8/03/2005 11:12:00 AM|||kim|||

USA Today:
CANTON, Ohio — Pastor Russell Johnson paces across the broad stage as he decries the "secular jihadists" who have "hijacked" America, accuses the public schools of neglecting to teach that Hitler was "an avid evolutionist" and links abortion to children who murder their parents.
Washington Post:
The sleeping bag was the idea of a soldier who remembered how his older brother used to force him into one, and how scared and vulnerable it made him feel. Senior officers in charge of the facility near the Syrian border believed that such "claustrophobic techniques" were approved ways to gain information from detainees, part of what military regulations refer to as a "fear up" tactic, according to military court documents.
Steven Vincent:
Words matter. Words convey moral clarity.
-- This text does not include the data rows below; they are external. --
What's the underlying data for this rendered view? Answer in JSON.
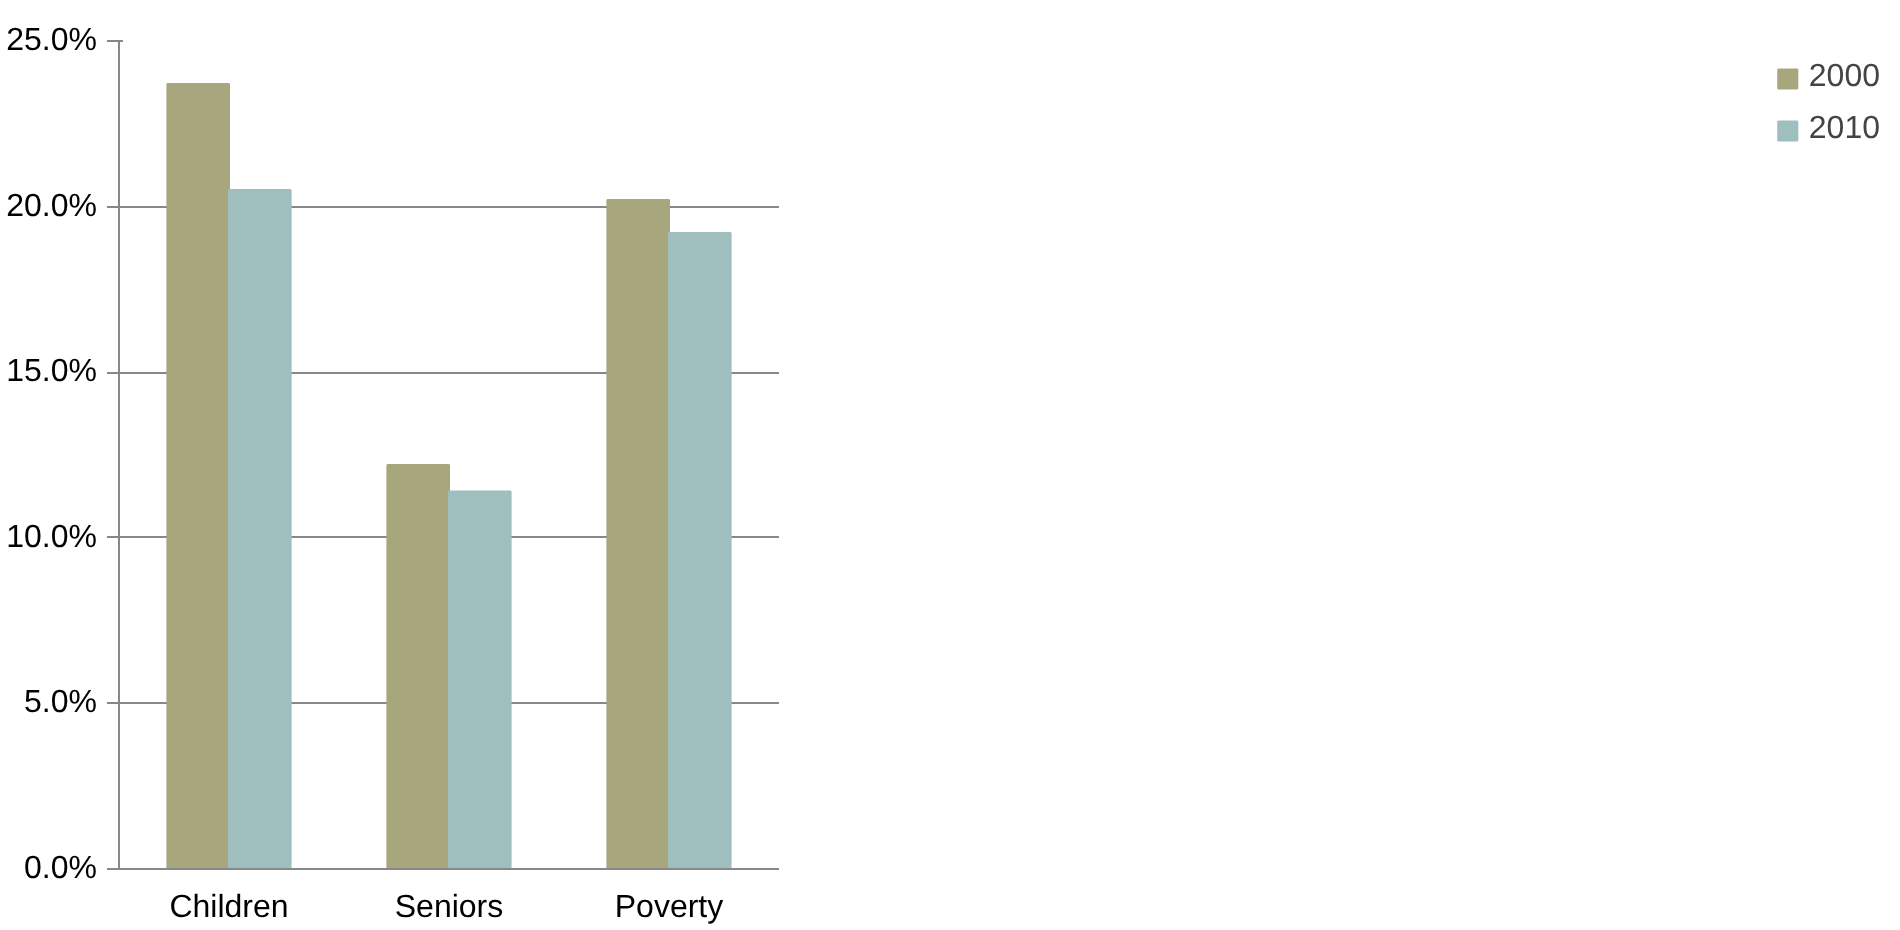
{
  "chart_data": {
    "type": "bar",
    "categories": [
      "Children",
      "Seniors",
      "Poverty"
    ],
    "series": [
      {
        "name": "2000",
        "color": "#a8a67c",
        "values": [
          23.7,
          12.2,
          20.2
        ]
      },
      {
        "name": "2010",
        "color": "#9fbfbf",
        "values": [
          20.5,
          11.4,
          19.2
        ]
      }
    ],
    "ylim": [
      0,
      25
    ],
    "yticks": [
      {
        "value": 0,
        "label": "0.0%"
      },
      {
        "value": 5,
        "label": "5.0%"
      },
      {
        "value": 10,
        "label": "10.0%"
      },
      {
        "value": 15,
        "label": "15.0%"
      },
      {
        "value": 20,
        "label": "20.0%"
      },
      {
        "value": 25,
        "label": "25.0%"
      }
    ],
    "grid": "y",
    "legend": "right"
  }
}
Without moral clarity, we will not succeed in Iraq.
I would say instead, that words are often used to create the illusion of moral clarity. (Another argument is that moral clarity is itself a meaningless phrase.) I don't think it's a coincidence that a block of the war supporters and fundamentalists both use similarly emotionally charged language. To a large extent, they even sound alike. In both cases the world is divided into Us and Them. And Us by necessity is morally clear.

Dualistic thinking provides a basis for self-justification, to disguise even sadistic practises, such as the torture example above, as being part of the larger plan of "moral clarity".

Or, to put it differently: Who Would Jesus Torture?